I first became acquainted with Steger in his collaboration with Reinhard Goebel (Telemann Flute Quartets) and have followed him since. There’s more than one virtuosic recorder player out there, but Steger sets himself apart, I think, in making it look so easy. Combined with his technical skill, he has an excellent sense of style that comes across in his interpretations.
This album is focused on some of the music brought home by a Count Harrach after a sojourn in Naples in the 1700s. These souvenirs come from the pens of composers such as Sammartini, Colista, Hasse, Sarro, Caldara, Vinci, Leo, Fiorenza, Montanari, and Piani. Some of these names might already be familiar; a few for me were real novelties. Steger’s ensemble goes unnamed on this recording (not entirely a new practice for the flautist), but the “friends” number fifteen, including some favorite musicians such as Margit Übellacker from L’Arpeggiata, Vanni Moretto from Il Giardino Armonico’s earlier days, Jonas Zschenderlein, and Philippe Grisvard.
Steger has chosen a good variety to highlight for this recital/album. His feisty side is revealed in the last movement of the Sarro concerto. The mood is quite lighter in Fiorenza’s A-minor sonata, enhanced by a unique sound from the continuo (which includes the salterio).

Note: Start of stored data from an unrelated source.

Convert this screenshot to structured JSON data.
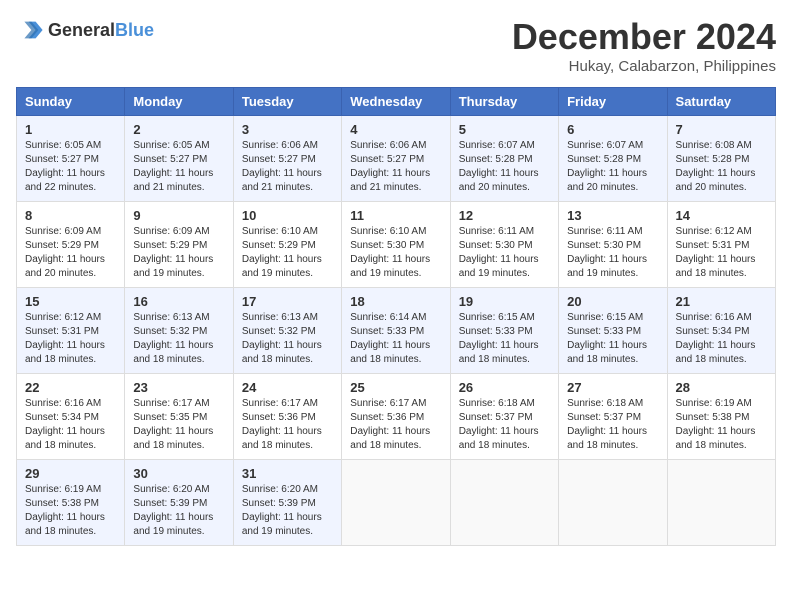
{
  "header": {
    "logo": {
      "general": "General",
      "blue": "Blue"
    },
    "title": "December 2024",
    "subtitle": "Hukay, Calabarzon, Philippines"
  },
  "calendar": {
    "days_of_week": [
      "Sunday",
      "Monday",
      "Tuesday",
      "Wednesday",
      "Thursday",
      "Friday",
      "Saturday"
    ],
    "weeks": [
      [
        {
          "day": "",
          "info": ""
        },
        {
          "day": "",
          "info": ""
        },
        {
          "day": "",
          "info": ""
        },
        {
          "day": "",
          "info": ""
        },
        {
          "day": "",
          "info": ""
        },
        {
          "day": "",
          "info": ""
        },
        {
          "day": "",
          "info": ""
        }
      ],
      [
        {
          "day": "1",
          "sunrise": "6:05 AM",
          "sunset": "5:27 PM",
          "daylight": "11 hours and 22 minutes."
        },
        {
          "day": "2",
          "sunrise": "6:05 AM",
          "sunset": "5:27 PM",
          "daylight": "11 hours and 21 minutes."
        },
        {
          "day": "3",
          "sunrise": "6:06 AM",
          "sunset": "5:27 PM",
          "daylight": "11 hours and 21 minutes."
        },
        {
          "day": "4",
          "sunrise": "6:06 AM",
          "sunset": "5:27 PM",
          "daylight": "11 hours and 21 minutes."
        },
        {
          "day": "5",
          "sunrise": "6:07 AM",
          "sunset": "5:28 PM",
          "daylight": "11 hours and 20 minutes."
        },
        {
          "day": "6",
          "sunrise": "6:07 AM",
          "sunset": "5:28 PM",
          "daylight": "11 hours and 20 minutes."
        },
        {
          "day": "7",
          "sunrise": "6:08 AM",
          "sunset": "5:28 PM",
          "daylight": "11 hours and 20 minutes."
        }
      ],
      [
        {
          "day": "8",
          "sunrise": "6:09 AM",
          "sunset": "5:29 PM",
          "daylight": "11 hours and 20 minutes."
        },
        {
          "day": "9",
          "sunrise": "6:09 AM",
          "sunset": "5:29 PM",
          "daylight": "11 hours and 19 minutes."
        },
        {
          "day": "10",
          "sunrise": "6:10 AM",
          "sunset": "5:29 PM",
          "daylight": "11 hours and 19 minutes."
        },
        {
          "day": "11",
          "sunrise": "6:10 AM",
          "sunset": "5:30 PM",
          "daylight": "11 hours and 19 minutes."
        },
        {
          "day": "12",
          "sunrise": "6:11 AM",
          "sunset": "5:30 PM",
          "daylight": "11 hours and 19 minutes."
        },
        {
          "day": "13",
          "sunrise": "6:11 AM",
          "sunset": "5:30 PM",
          "daylight": "11 hours and 19 minutes."
        },
        {
          "day": "14",
          "sunrise": "6:12 AM",
          "sunset": "5:31 PM",
          "daylight": "11 hours and 18 minutes."
        }
      ],
      [
        {
          "day": "15",
          "sunrise": "6:12 AM",
          "sunset": "5:31 PM",
          "daylight": "11 hours and 18 minutes."
        },
        {
          "day": "16",
          "sunrise": "6:13 AM",
          "sunset": "5:32 PM",
          "daylight": "11 hours and 18 minutes."
        },
        {
          "day": "17",
          "sunrise": "6:13 AM",
          "sunset": "5:32 PM",
          "daylight": "11 hours and 18 minutes."
        },
        {
          "day": "18",
          "sunrise": "6:14 AM",
          "sunset": "5:33 PM",
          "daylight": "11 hours and 18 minutes."
        },
        {
          "day": "19",
          "sunrise": "6:15 AM",
          "sunset": "5:33 PM",
          "daylight": "11 hours and 18 minutes."
        },
        {
          "day": "20",
          "sunrise": "6:15 AM",
          "sunset": "5:33 PM",
          "daylight": "11 hours and 18 minutes."
        },
        {
          "day": "21",
          "sunrise": "6:16 AM",
          "sunset": "5:34 PM",
          "daylight": "11 hours and 18 minutes."
        }
      ],
      [
        {
          "day": "22",
          "sunrise": "6:16 AM",
          "sunset": "5:34 PM",
          "daylight": "11 hours and 18 minutes."
        },
        {
          "day": "23",
          "sunrise": "6:17 AM",
          "sunset": "5:35 PM",
          "daylight": "11 hours and 18 minutes."
        },
        {
          "day": "24",
          "sunrise": "6:17 AM",
          "sunset": "5:36 PM",
          "daylight": "11 hours and 18 minutes."
        },
        {
          "day": "25",
          "sunrise": "6:17 AM",
          "sunset": "5:36 PM",
          "daylight": "11 hours and 18 minutes."
        },
        {
          "day": "26",
          "sunrise": "6:18 AM",
          "sunset": "5:37 PM",
          "daylight": "11 hours and 18 minutes."
        },
        {
          "day": "27",
          "sunrise": "6:18 AM",
          "sunset": "5:37 PM",
          "daylight": "11 hours and 18 minutes."
        },
        {
          "day": "28",
          "sunrise": "6:19 AM",
          "sunset": "5:38 PM",
          "daylight": "11 hours and 18 minutes."
        }
      ],
      [
        {
          "day": "29",
          "sunrise": "6:19 AM",
          "sunset": "5:38 PM",
          "daylight": "11 hours and 18 minutes."
        },
        {
          "day": "30",
          "sunrise": "6:20 AM",
          "sunset": "5:39 PM",
          "daylight": "11 hours and 19 minutes."
        },
        {
          "day": "31",
          "sunrise": "6:20 AM",
          "sunset": "5:39 PM",
          "daylight": "11 hours and 19 minutes."
        },
        {
          "day": "",
          "info": ""
        },
        {
          "day": "",
          "info": ""
        },
        {
          "day": "",
          "info": ""
        },
        {
          "day": "",
          "info": ""
        }
      ]
    ]
  }
}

Steger is also good about changing the “color” of the music. He uses eight instruments across the album. The higher flute (flautino, or sopranino recorder) helps quite a bit to change the color in Montanari’s concerto, as does the addition of bassoon in the bass. The color is most definitely different for pieces that may have been intended for violin; the collaboration with violin in the Caldara ciaccona is not quite balanced in terms of volume, but the two players are well-matched in terms of style. The Piani sonata is an arrangement of a violin piece but works just as well here on the recorder.
While I would not be so bold to ascribe “masterpiece” status to each piece included in this recording, all are worth being recorded and contribute to a tasty buffet of diverse language from a relatively close period of time. All this lends props to de Brosses assertion that musical tastes in Italy changed frequently. It’s a treat to hear so many gathered here side by side by true virtuosos. Sound quality is good; the instruments are all relatively up-front but there’s also the luxury of a palpable reverb.